‘It makes me roll my eyes’: Emily Blunt on the ‘worst thing ever’ to see in a script
Actor said she is ‘bored’ if she sees these three words on the page
Emily Blunt has revealed what she dreads seeing in film and TV scripts.
The actor can currently be seen in BBC Two drama The English, starring as a woman on a revenge mission in 1890s America who collides with Chaske Spencer’s Eli Whipp, a Pawnee-born ex-US army officer on an adventure of his own.
In a four-star review for The Independent, Nick Hilton wrote that the series is “pure, delicious, American cheese that, at its best, feels like a Coen brothers creation”.
Speaking to The Telegraph in a new interview, Blunt said: “I love a character with a secret. And I loved Cornelia’s buoyancy, her hopefulness, her guilelessness.”

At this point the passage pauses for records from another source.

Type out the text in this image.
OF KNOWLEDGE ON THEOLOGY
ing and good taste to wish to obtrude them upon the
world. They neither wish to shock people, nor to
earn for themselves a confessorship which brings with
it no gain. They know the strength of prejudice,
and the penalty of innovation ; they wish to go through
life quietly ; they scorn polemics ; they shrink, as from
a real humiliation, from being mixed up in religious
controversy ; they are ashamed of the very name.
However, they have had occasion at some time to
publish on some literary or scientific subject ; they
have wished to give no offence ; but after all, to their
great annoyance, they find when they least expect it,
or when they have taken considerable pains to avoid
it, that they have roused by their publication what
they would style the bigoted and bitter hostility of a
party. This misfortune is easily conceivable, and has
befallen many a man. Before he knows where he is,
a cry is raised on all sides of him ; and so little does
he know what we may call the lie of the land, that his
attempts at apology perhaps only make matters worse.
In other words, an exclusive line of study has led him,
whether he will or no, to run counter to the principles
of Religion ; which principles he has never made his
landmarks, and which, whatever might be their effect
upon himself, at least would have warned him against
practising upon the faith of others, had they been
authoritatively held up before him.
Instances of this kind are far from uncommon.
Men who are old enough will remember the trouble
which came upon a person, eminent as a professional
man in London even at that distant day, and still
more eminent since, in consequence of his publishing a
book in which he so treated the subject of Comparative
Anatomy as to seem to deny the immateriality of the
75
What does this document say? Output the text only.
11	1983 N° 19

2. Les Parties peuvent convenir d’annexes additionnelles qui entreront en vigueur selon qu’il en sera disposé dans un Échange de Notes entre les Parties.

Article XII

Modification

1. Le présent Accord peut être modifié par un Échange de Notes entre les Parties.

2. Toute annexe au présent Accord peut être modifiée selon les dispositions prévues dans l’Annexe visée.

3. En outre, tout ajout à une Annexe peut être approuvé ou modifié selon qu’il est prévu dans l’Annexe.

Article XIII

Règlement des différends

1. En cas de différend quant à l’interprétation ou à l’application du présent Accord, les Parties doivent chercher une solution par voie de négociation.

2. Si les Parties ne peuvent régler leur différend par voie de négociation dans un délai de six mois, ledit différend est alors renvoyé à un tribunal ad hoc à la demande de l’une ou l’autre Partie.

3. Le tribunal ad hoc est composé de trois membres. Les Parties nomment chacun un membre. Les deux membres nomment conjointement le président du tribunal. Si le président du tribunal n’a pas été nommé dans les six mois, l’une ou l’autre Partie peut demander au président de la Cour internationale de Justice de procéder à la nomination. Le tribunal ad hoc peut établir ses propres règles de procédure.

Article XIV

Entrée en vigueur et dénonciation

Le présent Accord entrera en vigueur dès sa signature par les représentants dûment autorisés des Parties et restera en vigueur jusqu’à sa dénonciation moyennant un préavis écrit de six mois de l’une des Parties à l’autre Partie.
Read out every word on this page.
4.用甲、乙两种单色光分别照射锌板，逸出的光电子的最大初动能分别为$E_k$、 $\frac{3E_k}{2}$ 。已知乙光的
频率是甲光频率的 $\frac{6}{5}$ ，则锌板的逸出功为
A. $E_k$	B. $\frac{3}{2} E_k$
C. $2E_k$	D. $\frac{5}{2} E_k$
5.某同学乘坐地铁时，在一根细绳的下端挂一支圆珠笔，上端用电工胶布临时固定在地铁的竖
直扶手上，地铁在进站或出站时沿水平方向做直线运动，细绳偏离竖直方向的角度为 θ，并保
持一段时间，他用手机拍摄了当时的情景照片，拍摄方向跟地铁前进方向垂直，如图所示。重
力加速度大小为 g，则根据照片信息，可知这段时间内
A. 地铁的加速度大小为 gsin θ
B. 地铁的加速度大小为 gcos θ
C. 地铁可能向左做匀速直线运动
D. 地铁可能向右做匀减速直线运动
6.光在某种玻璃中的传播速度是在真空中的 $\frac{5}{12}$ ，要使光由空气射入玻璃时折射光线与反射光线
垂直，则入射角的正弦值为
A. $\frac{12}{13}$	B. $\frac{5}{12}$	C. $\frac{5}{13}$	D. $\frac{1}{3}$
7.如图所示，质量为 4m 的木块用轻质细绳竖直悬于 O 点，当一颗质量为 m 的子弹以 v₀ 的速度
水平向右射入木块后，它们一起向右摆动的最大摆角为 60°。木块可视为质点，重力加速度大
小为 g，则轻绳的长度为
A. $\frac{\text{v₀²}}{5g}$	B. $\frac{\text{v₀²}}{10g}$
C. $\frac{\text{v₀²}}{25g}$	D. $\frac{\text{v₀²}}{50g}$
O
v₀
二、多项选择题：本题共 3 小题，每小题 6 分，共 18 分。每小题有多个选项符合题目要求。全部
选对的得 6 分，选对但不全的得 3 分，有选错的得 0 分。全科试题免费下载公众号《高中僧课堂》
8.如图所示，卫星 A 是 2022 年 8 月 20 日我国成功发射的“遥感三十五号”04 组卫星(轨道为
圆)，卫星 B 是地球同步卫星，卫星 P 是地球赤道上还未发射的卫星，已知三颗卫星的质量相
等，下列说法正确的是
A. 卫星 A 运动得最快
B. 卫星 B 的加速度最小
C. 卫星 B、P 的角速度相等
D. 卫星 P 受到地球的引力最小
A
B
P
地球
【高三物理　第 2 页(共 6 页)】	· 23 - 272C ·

She added: “It’s the worst thing ever when you open a script and read the words ‘strong female lead’. That makes me roll my eyes – I’m already out. I’m bored.
“Those roles are written as incredibly stoic, you spend the whole time acting tough and saying tough things.
“Cornelia is more surprising than that. She’s innocent without being naive and that makes her a force to be reckoned with. She startles Eli out of his silence and their differences become irrelevant because they need each other to survive. I thought that was very cool.”
In another recent interview, Blunt said her actor brother-in-law, Stanley Tucci, “loves” his sex symbol status.
Tucci has been married to literary agent Felicity, who is Blunt’s older sister, since 2012.
The English is out in full now on BBC iPlayer.